No era el Danieli, pero al menos la habitación, situada en el último piso, daba al Gran Canal. Tenía incluso una pequeña terraza. Encendió el televisor y, sin mirarlo siquiera, salió al exterior. Era una noche fría. Se abrochó el abrigo y permaneció allí, acodado en la barandilla, un buen rato. Vio pasar varios vaporetti casi vacíos; vio lanchas de carga repletas de bultos; vio gente que cruzaba de prisa el Ponte degli Scalzi; vio a una mujer anciana, en la orilla opuesta, que paseaba a un perro diminuto; vio el agua sucia del canal y las luces que reflejaba. No era muy tarde. Pensó en salir a la calle y comer algo, pero le dolía el estómago y sabía que la comida no calmaría ese dolor. Volvió a la habitación, deshizo la maleta, se desnudó, se puso un pijama, se cepilló los dientes, habló brevemente por teléfono con su mujer y se acostó. Dos horas más tarde, incapaz de dormir, se levantó, abrió la nevera que había debajo del televisor y bebió con avidez dos pequeñas botellas de whisky y una de ginebra. Volvió a la cama. Aún tardó otra hora en dormirse. Soñó que alguien caminaba sobre un mar inmóvil y que ese alguien era uno de sus hijos y que moriría sin haber conocido a su padre.

***

Desayunó varias tazas de café y mordisqueó sin ganas una tostada mientras contemplaba, tras los ventanales del comedor, el tráfico del Gran Canal. No había sido un mal principio. Poco a poco, se dijo. El siguiente propósito que se impuso fue no beber alcohol hasta que anocheciese. Sabía que era una trampa porque en noviembre anochecía temprano, pero aun así un objetivo menor era preferible a no tener más ansia que la de perder la conciencia y caer redondo.

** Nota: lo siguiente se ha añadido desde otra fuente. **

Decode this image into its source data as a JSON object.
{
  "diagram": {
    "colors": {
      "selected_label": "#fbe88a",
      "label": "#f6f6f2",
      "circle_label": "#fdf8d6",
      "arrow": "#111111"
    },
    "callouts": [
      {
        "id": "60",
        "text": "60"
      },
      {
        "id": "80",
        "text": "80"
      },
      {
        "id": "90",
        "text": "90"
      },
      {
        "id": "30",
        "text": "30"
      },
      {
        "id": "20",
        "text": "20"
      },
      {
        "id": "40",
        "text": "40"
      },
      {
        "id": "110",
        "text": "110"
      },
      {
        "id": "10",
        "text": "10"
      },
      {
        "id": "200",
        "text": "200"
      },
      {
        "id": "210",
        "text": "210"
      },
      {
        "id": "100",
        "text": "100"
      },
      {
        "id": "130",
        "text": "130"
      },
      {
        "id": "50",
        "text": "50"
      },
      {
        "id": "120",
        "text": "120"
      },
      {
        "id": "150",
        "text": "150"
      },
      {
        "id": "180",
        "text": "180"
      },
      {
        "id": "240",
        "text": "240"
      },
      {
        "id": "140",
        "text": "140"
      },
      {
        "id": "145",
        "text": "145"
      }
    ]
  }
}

Era un día gris. Gris veneciano, pensó, mientras recordaba sus primeros viajes a la ciudad, cuando sólo era un estudiante mediocre que soñaba con ser un gran pintor. Luego la vida le había llevado por otros caminos. Antes de cumplir los treinta, sin que el descubrimiento le produjera gran sorpresa, comprendió que no tenía talento -o que el que tenía no era bastante- y se conformó con un trabajo respetable y bien pagado como profesor universitario. Conoció a su mujer, se casaron y nacieron los niños. Cualquier otro se habría conformado. A esas alturas de la vida, bien cumplidos ya los cuarenta, sabía que no habría mucho más: un trabajo tedioso, ver cómo crecen los hijos y la bebida. La bebida. Entró en el lavabo que había frente al mostrador de recepción, se lavó la cara con agua fría y salió a la calle.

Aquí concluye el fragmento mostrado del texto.